Mercredi 26 février 2020. Troisième jour du procès d’extradition de Julian Assange dans le bâtiment de la Woolwich Crown Court.

Trois jours intenses de combats, de violence et d’émotions. Le premier jour, lecture de l’acte d’accusation, plaidoirie de Edward Fitzgerald sur l’histoire des faits, dans la galerie du public, seules 18 personnes ont pu prendre place. La clameur des Gilets Jaunes nous parvient du dehors, étouffée mais bien présente. Des dizaines de journalistes occupent un espace de la salle et l’annexe de la cour. Julian Assange comparait enfin physiquement et nous pouvons le voir pendant plusieurs heures, même s’il n’a pas le droit de parler, et qu’il a l’air affaibli et triste.

Le lendemain nous assistons à la plaidoirie de Mark Summers réfutant les arguments de l’accusation. Julian Assange est visiblement beaucoup plus faible, il assiste aux événements immobile et prostré.

Mercredi 26 février Edward Fitzgerald présente les arguments invalidant l’extradition, puisque le traité bilatéral d’extradition entre la Grande Bretagne et les Etats Unis de 2003 interdit l’extradition pour motifs politiques.

L’ambiance est tendue, tout le monde est fatigué. Julian Assange est au plus mal. Il fait de grands efforts pour rester droit assis sur le banc, son teint est très pâle et l’après-midi il est livide. Sa souffrance est palpable, nous le sentons malgré deux vitres et 20 mètres de distance. L’expression de son visage est figée, il est prostré. Nous sommes 5 femmes assises ensemble à gauche du box du public. Nous l’encourageons par notre regard et notre mental, tout geste nous étant interdit par le règlement du tribunal.

A 15h l’extraordinaire se produit : alors que le procureur est bloqué dans sa lancée par un document égaré, Julian Assange se lève et parle. C’est la stupeur, il a enfreint les règles, il se révolte, il insiste. Vanessa Baraitser le coupe et lui dit « ce que vous demandez n’est pas dans les habitudes, vous devez parler par la voix de votre avocat ». Mais Julian Assange, épuisé, reprend la parole, cette voix étouffée depuis de si longs mois. Les avocats s’affolent. Gareth Peirce se déplace vers lui, mais ne l’interrompt pas. Les autres s’interrogent.

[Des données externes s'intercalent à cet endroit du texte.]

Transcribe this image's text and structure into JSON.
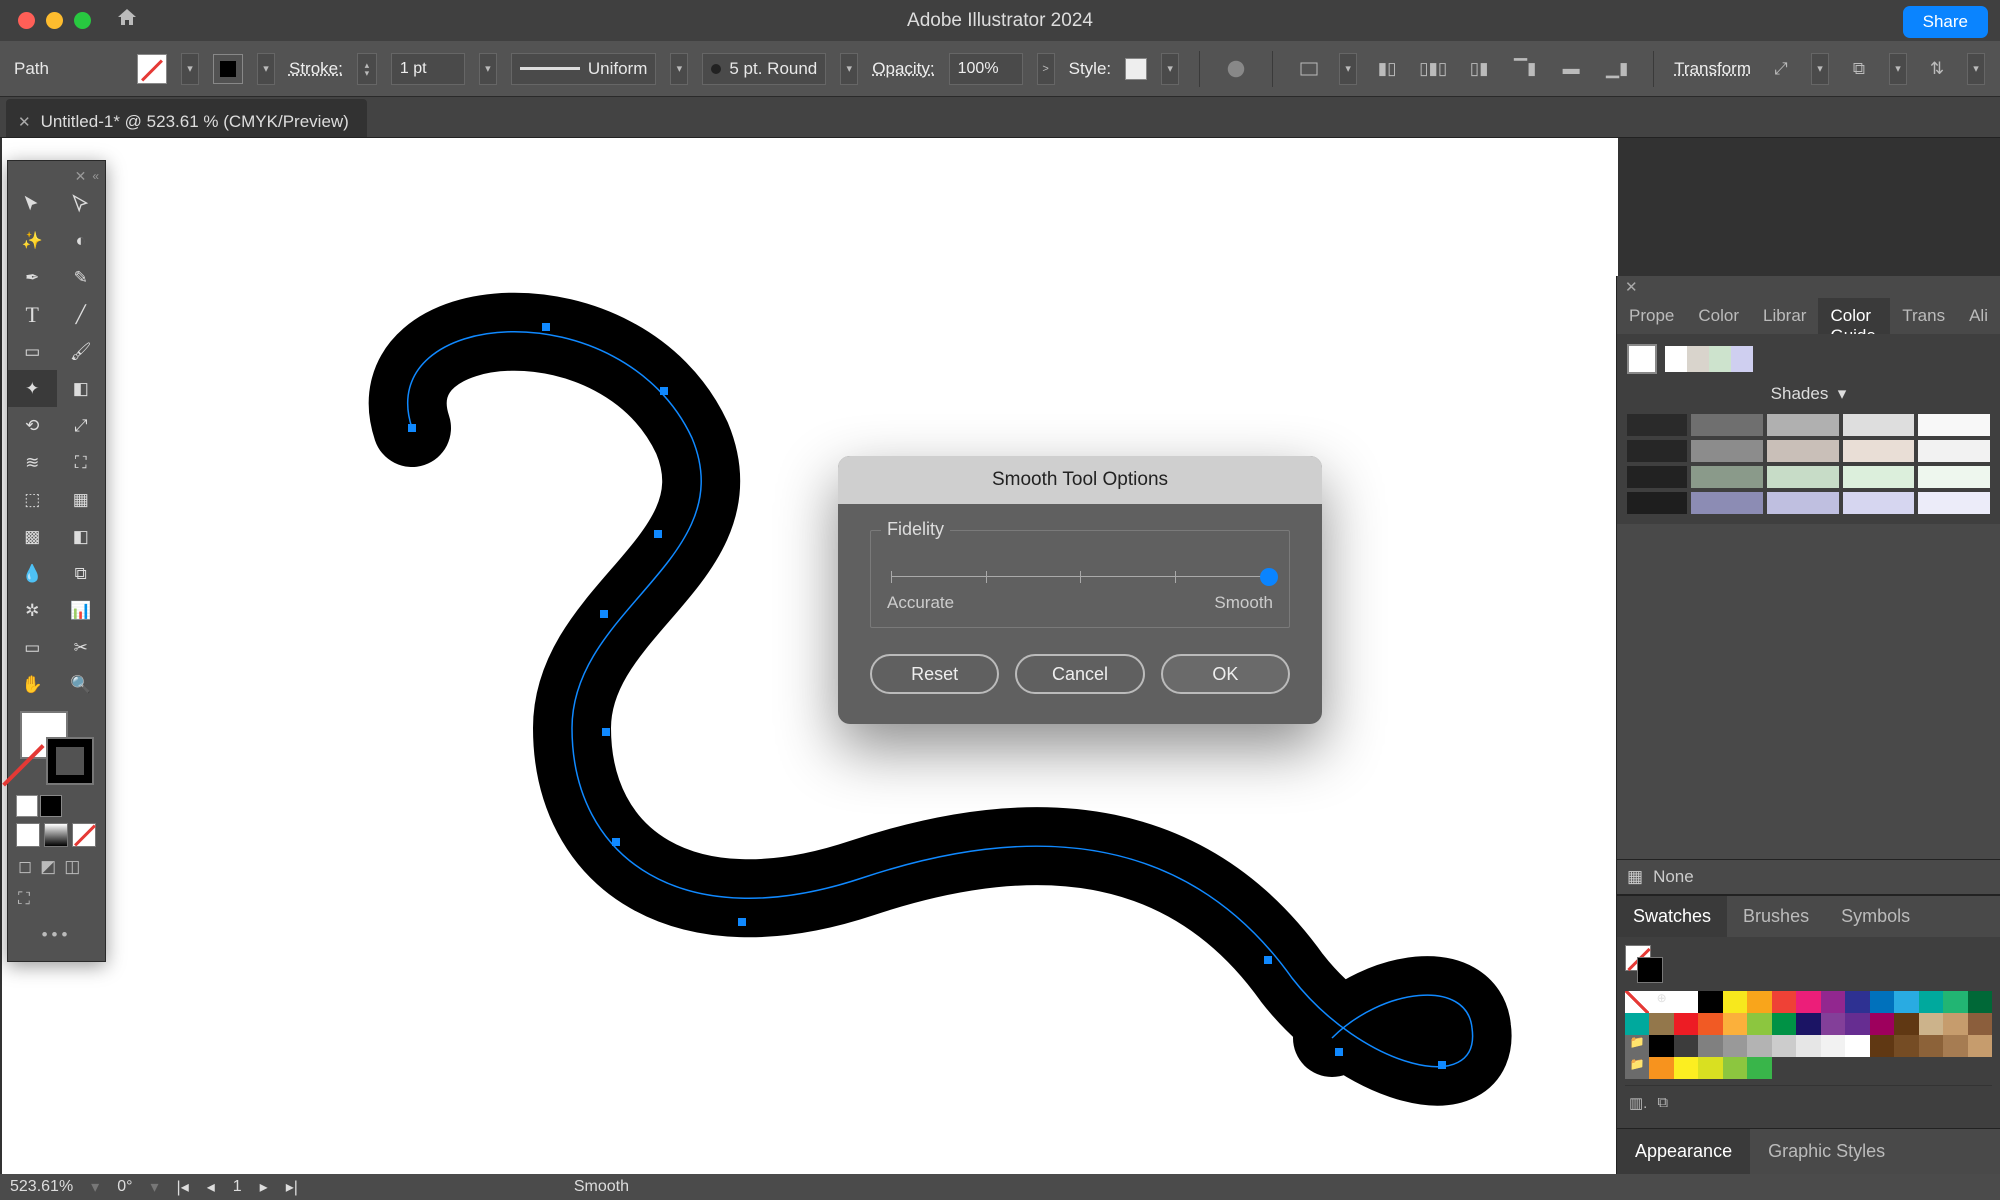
{
  "app": {
    "title": "Adobe Illustrator 2024",
    "share_label": "Share"
  },
  "controlbar": {
    "selection_label": "Path",
    "stroke_label": "Stroke:",
    "stroke_value": "1 pt",
    "profile_label": "Uniform",
    "brush_label": "5 pt. Round",
    "opacity_label": "Opacity:",
    "opacity_value": "100%",
    "style_label": "Style:",
    "transform_label": "Transform"
  },
  "document_tab": {
    "title": "Untitled-1* @ 523.61 % (CMYK/Preview)"
  },
  "right_panel": {
    "top_tabs": [
      "Prope",
      "Color",
      "Librar",
      "Color Guide",
      "Trans",
      "Ali"
    ],
    "active_top_tab": 3,
    "shades_label": "Shades",
    "none_label": "None",
    "mid_tabs": [
      "Swatches",
      "Brushes",
      "Symbols"
    ],
    "active_mid_tab": 0,
    "bottom_tabs": [
      "Appearance",
      "Graphic Styles"
    ],
    "active_bottom_tab": 0
  },
  "dialog": {
    "title": "Smooth Tool Options",
    "group_label": "Fidelity",
    "min_label": "Accurate",
    "max_label": "Smooth",
    "value_pct": 100,
    "buttons": {
      "reset": "Reset",
      "cancel": "Cancel",
      "ok": "OK"
    }
  },
  "statusbar": {
    "zoom": "523.61%",
    "rotate": "0°",
    "artboard": "1",
    "tool": "Smooth"
  },
  "colors": {
    "shade_rows": [
      [
        "#2a2a2a",
        "#6f6f6f",
        "#b0b0b0",
        "#dedede",
        "#f8f8f8"
      ],
      [
        "#262626",
        "#8c8c8c",
        "#c9bfb8",
        "#e9ded6",
        "#f2f2f2"
      ],
      [
        "#222222",
        "#8a9a8a",
        "#c7dcc7",
        "#dcefdc",
        "#eef7ee"
      ],
      [
        "#1e1e1e",
        "#8c8cb4",
        "#bfbfe0",
        "#d6d6f0",
        "#ececf9"
      ]
    ],
    "guide_chips": [
      "#ffffff",
      "#d9d4cc",
      "#cde3cd",
      "#cfcff0"
    ],
    "swatches": [
      [
        "none",
        "reg",
        "#ffffff",
        "#000000",
        "#f7e81d",
        "#f9a51b",
        "#ef4136",
        "#ec1e79",
        "#92278f",
        "#2e3192",
        "#0071bc",
        "#29abe2",
        "#00a99d",
        "#22b573",
        "#006837"
      ],
      [
        "#00a99d",
        "#93774b",
        "#ed1c24",
        "#f15a24",
        "#fbb03b",
        "#8cc63f",
        "#009245",
        "#1b1464",
        "#833f99",
        "#662d91",
        "#9e005d",
        "#603813",
        "#ccb38b",
        "#c69c6d",
        "#8b5e3c"
      ],
      [
        "folder",
        "#000000",
        "#3c3c3c",
        "#808080",
        "#999999",
        "#b3b3b3",
        "#cccccc",
        "#e6e6e6",
        "#f2f2f2",
        "#ffffff",
        "#603813",
        "#754c24",
        "#8c6239",
        "#a67c52",
        "#c69c6d"
      ],
      [
        "folder",
        "#f7931e",
        "#fcee21",
        "#d9e021",
        "#8cc63f",
        "#39b54a",
        "",
        "",
        "",
        "",
        "",
        "",
        "",
        "",
        ""
      ]
    ]
  }
}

La juge le coupe une seconde fois, il insiste une troisième fois, il parle quelques minutes, nous le voyons faire des gestes de désespoir et d’exaspération. Les personnes qui sont assises au premier rang entendent un peu, alors qu’en général dans le box du public nous n’entendons que ce qui est dit dans les micros. Dans cet espace confiné, les 18 personnes présentes se lèvent, gesticulent dans l’émotion.

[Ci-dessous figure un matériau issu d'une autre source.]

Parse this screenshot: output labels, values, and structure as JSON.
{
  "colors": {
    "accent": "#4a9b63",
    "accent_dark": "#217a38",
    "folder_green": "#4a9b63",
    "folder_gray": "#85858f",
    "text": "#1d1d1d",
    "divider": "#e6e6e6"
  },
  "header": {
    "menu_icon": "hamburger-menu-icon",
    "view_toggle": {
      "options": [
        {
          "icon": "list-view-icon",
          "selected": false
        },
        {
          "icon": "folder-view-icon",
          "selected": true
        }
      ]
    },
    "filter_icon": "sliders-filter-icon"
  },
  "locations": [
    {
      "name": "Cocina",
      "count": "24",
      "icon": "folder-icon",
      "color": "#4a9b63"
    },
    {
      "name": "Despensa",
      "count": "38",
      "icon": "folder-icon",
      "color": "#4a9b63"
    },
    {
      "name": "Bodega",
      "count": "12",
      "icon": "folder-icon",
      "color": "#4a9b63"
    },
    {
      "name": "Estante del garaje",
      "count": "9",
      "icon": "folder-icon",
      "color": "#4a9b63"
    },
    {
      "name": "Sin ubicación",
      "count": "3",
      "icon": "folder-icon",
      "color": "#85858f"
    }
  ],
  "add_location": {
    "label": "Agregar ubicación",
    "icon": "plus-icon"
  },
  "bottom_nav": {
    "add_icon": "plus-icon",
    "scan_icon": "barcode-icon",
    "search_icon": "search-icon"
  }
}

En discutant nous avons reconstitué ce que Julian Assange a dit : il s’est plaint de sa condition, du fait d’être entouré d’un garde de chaque côté (je pense que c’est surtout le gardien de la sécurité privé de Mitie qui lui était hostile, plus que celui de la prison de Belmarsh assis à l’autre extrémité du banc). Il dit qu’il est épuisé et ne peut pas se concentrer… En fait, on sait que c’est pire. Il est au bord du malaise. La juge Baraitser le sait, car elle le voit de face alors dans la configuration de la salle ses avocats lui tournent le dos.

Impressionnée par la révolte du prisonnier, Baraitser suspend l’audience. Julian est emmené par les gardiens hors du box. Gareth Peirce, Mark Summers et Edward Fitzgerald sortent dans le couloir se concerter. C’est l’agitation et la stupeur parmi les journalistes et les avocats d’accusation.

Dans notre box notre gardien, effrayé, se sauve pour aller chercher des consignes qui n’arrivent pas. Nous sommes seuls et nous avons enfin le droit de rester dans la salle pour la pause, nous discutons et nous agitons.

orsque 5 minutes plus tard Baraitser revient, Julian est ramené dans le box mais refuse de se rassoir. C’est debout face à la salle qu’il écoute son avocat Fitzgerald demander à la juge de reporter la suite de l’audience à demain « pour qu’il puisse se consulter avec son client dans les murs de la cour, ici même ».

Alors il se produit la deuxième chose extraordinaire : Vanessa Baraitser lui suggère de plutôt « faire une application for bail, une demande de libération sous caution » ! Cela fait 9 mois que nous luttons, certes pas pour une libération sous caution, mais une libération pleine et entière, mais, selon moi, cette proposition est enfin une porte qui s’ouvre ! L’idée que Julian Assange pourrait retrouver sa liberté et accéder aux soins dont il a besoin guide notre, mon action, depuis 6 mois. Wikijustice a déposé 4 demandes de libération prête à l’emploi et voici que la sévère juge juge elle-même qu’il vaudrait mieux que le prisonnier politique de l’Angleterre ne meurt pas devant elle au cours du procès suite aux mauvais traitements et à la torture très probablement subie, mais qu’il puisse avoir la vie sauve et se soigner. Je veux croire à ce miracle, ce retournement de situation !

Fitzgerald prend alors les devants et pour la première fois depuis le procès il s’approche de Julian Assange et lui demande quelque chose avec douceur. Probablement il lui demande un accord formel pour faire cette requête puisqu’il répond aussi à la juge qu’il en a besoin. Il s’excuse aussi « avec tout son respect » auprès du procureur dont le discours loghorrhée a été interrompu.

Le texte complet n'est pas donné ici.